Two themes stand out from the recent notices. First, national and regional authorities are setting up central structures to support many institutions at once. In June 2025, the Vlaamse Landmaatschappij signalled its intention to establish a framework for monitoring system and SOC services, including 24/7 monitoring and incident response collaboration with its IT team. In November 2025, the Service public de Wallonie announced plans for cybersecurity incident response services built around a structure for prevention, detection, management and coordination of incidents affecting its IT services, with SOC functions and coordination with other operators.
The Lithuanian Ministry of Environment's requirement to use systems recommended by the National Cyber Security Center fits this pattern of central guidance. Rather than each agency selecting its own tools, national experts define a preferred stack, and line ministries procure services to implement and operate those tools in their own domains.
Second, many procurements explicitly combine technology with skills development. Several health and municipal projects, such as the Polish tenders for SOC services at the Oncology Centre in Lublin and at the provincial hospital in Toruń, include training for staff alongside deployment and maintenance.

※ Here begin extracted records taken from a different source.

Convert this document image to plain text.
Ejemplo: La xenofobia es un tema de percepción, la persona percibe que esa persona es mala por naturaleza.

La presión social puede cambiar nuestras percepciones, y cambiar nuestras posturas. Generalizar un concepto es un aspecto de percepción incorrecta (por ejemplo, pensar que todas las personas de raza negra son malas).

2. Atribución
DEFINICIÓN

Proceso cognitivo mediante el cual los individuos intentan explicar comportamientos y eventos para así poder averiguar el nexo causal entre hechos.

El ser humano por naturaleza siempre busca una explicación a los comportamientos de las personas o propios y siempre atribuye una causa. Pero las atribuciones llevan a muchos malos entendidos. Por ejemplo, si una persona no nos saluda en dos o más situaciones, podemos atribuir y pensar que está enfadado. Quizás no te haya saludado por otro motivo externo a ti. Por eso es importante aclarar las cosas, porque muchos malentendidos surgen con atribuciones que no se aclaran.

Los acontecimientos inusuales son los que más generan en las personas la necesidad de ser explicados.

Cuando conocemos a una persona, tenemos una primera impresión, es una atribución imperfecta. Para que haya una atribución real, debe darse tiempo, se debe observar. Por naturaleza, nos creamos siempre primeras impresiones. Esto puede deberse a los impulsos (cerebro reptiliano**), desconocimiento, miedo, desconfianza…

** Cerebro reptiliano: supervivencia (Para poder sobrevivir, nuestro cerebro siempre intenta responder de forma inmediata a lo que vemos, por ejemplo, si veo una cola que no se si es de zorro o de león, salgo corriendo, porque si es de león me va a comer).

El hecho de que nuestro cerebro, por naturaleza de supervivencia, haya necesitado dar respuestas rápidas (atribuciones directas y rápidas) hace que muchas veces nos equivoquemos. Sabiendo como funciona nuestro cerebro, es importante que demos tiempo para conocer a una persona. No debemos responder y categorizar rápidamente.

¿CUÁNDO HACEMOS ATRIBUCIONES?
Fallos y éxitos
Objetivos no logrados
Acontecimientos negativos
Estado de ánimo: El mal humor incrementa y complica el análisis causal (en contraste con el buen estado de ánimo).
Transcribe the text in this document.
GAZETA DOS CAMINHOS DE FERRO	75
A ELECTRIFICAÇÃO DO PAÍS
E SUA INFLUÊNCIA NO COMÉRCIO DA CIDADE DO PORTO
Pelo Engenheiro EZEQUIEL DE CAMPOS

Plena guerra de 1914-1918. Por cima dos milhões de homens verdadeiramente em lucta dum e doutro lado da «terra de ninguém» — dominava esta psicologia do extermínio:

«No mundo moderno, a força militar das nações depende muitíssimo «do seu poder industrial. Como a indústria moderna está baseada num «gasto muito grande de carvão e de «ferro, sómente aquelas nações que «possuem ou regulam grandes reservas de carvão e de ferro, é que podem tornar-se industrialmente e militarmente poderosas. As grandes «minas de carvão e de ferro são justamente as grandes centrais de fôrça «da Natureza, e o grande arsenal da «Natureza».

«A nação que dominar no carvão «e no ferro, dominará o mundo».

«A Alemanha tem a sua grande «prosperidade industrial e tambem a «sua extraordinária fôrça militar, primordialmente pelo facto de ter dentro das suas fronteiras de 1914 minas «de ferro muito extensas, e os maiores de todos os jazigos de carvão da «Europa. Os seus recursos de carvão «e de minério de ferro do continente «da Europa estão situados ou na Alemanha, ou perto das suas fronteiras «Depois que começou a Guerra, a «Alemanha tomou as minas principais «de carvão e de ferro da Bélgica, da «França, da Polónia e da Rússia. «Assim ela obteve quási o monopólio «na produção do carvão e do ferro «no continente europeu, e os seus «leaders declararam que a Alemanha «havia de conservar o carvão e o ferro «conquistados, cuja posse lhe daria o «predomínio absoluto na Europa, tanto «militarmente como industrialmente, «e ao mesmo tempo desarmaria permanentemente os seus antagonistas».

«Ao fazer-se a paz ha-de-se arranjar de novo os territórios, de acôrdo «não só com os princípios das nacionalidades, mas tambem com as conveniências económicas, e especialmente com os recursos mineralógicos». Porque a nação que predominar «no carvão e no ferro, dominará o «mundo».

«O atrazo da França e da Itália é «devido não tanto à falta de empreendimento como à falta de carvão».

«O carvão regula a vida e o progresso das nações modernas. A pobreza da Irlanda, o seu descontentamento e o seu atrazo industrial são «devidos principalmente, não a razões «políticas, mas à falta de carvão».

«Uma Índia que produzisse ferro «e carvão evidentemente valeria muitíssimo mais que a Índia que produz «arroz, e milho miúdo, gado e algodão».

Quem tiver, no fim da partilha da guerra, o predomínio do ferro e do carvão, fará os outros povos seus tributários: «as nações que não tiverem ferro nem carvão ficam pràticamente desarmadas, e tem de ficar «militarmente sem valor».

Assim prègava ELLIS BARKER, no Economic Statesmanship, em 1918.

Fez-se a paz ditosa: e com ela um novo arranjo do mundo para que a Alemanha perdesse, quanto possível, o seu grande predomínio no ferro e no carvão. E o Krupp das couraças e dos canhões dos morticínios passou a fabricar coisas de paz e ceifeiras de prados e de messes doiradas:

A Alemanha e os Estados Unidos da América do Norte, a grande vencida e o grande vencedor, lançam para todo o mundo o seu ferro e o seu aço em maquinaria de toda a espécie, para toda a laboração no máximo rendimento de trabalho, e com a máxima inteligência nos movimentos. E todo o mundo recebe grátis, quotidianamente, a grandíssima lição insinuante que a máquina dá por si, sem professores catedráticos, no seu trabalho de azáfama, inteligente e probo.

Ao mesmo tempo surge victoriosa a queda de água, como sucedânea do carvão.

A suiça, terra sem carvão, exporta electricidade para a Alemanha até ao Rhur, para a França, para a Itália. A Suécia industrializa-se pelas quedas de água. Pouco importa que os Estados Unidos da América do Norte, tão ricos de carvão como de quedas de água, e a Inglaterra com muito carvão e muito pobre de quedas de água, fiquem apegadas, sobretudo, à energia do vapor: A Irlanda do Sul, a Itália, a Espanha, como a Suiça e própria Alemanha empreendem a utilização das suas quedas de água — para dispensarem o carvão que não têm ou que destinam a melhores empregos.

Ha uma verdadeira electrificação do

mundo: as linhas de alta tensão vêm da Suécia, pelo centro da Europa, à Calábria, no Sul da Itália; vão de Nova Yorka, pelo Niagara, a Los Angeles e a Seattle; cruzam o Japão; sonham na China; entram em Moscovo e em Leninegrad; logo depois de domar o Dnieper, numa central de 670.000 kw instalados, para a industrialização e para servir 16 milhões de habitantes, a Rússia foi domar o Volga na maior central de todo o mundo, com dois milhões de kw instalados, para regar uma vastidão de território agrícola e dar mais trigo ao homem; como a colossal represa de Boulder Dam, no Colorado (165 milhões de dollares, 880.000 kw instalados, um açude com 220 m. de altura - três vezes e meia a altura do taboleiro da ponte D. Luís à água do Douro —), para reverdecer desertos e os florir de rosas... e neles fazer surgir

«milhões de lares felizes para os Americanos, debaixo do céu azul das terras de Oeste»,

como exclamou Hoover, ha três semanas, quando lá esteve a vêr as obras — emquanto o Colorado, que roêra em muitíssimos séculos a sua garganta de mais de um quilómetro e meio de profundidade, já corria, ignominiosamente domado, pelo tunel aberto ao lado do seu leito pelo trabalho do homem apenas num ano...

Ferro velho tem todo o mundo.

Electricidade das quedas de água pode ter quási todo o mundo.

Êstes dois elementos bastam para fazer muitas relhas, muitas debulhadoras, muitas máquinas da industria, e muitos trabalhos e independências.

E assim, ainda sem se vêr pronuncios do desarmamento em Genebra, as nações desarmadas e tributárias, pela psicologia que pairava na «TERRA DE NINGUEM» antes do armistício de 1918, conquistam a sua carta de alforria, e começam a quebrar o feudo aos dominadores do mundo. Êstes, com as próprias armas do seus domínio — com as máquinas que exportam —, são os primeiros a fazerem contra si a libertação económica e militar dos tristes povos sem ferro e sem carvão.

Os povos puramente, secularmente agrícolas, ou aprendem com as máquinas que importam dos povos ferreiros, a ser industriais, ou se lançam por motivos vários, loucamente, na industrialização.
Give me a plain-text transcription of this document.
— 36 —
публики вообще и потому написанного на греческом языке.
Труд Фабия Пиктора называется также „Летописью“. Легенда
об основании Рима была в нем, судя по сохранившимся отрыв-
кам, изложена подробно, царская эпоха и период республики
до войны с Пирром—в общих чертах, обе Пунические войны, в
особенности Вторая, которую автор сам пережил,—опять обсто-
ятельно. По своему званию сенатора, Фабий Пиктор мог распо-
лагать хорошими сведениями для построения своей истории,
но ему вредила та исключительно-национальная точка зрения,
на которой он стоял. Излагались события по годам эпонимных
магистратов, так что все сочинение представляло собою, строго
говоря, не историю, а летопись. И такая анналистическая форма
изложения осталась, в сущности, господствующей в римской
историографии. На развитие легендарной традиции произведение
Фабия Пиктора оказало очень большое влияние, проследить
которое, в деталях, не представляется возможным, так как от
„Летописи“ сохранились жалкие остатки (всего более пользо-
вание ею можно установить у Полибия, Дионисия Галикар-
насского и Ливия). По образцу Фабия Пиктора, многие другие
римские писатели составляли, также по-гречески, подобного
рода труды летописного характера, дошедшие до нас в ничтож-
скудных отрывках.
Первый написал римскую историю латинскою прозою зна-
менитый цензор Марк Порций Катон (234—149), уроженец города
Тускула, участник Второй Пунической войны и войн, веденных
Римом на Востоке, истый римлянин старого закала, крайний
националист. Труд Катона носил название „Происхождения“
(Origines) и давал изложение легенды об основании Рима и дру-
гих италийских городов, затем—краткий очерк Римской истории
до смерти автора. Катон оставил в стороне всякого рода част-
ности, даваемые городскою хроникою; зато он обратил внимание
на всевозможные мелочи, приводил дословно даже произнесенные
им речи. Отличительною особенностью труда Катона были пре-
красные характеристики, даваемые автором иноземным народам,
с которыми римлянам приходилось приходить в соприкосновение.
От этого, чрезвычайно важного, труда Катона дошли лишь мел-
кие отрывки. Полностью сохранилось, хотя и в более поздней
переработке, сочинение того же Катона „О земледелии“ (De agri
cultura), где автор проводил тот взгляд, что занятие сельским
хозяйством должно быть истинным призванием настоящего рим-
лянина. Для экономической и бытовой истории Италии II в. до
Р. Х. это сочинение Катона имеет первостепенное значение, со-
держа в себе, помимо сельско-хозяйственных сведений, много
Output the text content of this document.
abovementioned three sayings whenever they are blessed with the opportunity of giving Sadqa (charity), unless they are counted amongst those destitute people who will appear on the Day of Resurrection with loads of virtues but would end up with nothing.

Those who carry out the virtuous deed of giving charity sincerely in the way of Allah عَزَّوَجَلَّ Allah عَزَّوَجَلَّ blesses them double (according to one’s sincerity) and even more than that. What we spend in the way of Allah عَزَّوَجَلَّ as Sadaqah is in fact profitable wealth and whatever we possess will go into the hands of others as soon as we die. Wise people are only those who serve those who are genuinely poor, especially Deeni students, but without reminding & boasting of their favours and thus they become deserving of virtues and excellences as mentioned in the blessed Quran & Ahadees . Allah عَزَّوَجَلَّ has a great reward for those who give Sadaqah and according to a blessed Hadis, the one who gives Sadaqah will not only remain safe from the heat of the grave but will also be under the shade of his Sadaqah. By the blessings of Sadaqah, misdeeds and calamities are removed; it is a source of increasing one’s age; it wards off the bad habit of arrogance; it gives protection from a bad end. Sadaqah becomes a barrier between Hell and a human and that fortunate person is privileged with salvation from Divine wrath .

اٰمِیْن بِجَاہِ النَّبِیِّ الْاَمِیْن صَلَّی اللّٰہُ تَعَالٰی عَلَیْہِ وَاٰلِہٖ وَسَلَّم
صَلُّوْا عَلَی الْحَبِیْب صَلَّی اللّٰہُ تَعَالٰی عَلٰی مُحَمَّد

Elsewhere, the University of Gdańsk's contract for a Security Operations Center service aims to improve overall resilience against cyberattacks, not only by deploying tools but by embedding new capabilities within the institution.
As environmental bodies take on more digital roles, from data collection to permitting and oversight, they are subject to the same expectations. The Ministry of Environment's SOC maintenance contract suggests that environmental governance is now seen as part of the wider critical digital fabric that must be protected to a common standard.
The Lithuanian notice does not detail every technical requirement, but its emphasis on SOC tool configuration, maintenance and analytics, aligned with the National Cyber Security Center, marks an important step. It indicates that environmental institutions are moving from ad hoc defences towards a more systematic, centrally guided security posture.
Over the coming months, further tenders will show how this approach develops, both in Lithuania and across Europe. Observers will be watching whether more ministries and agencies adopt shared SOC platforms, whether 24/7 monitoring becomes the norm, and how national cyber authorities continue to shape the tools and services that public bodies bring in to meet evolving regulatory demands.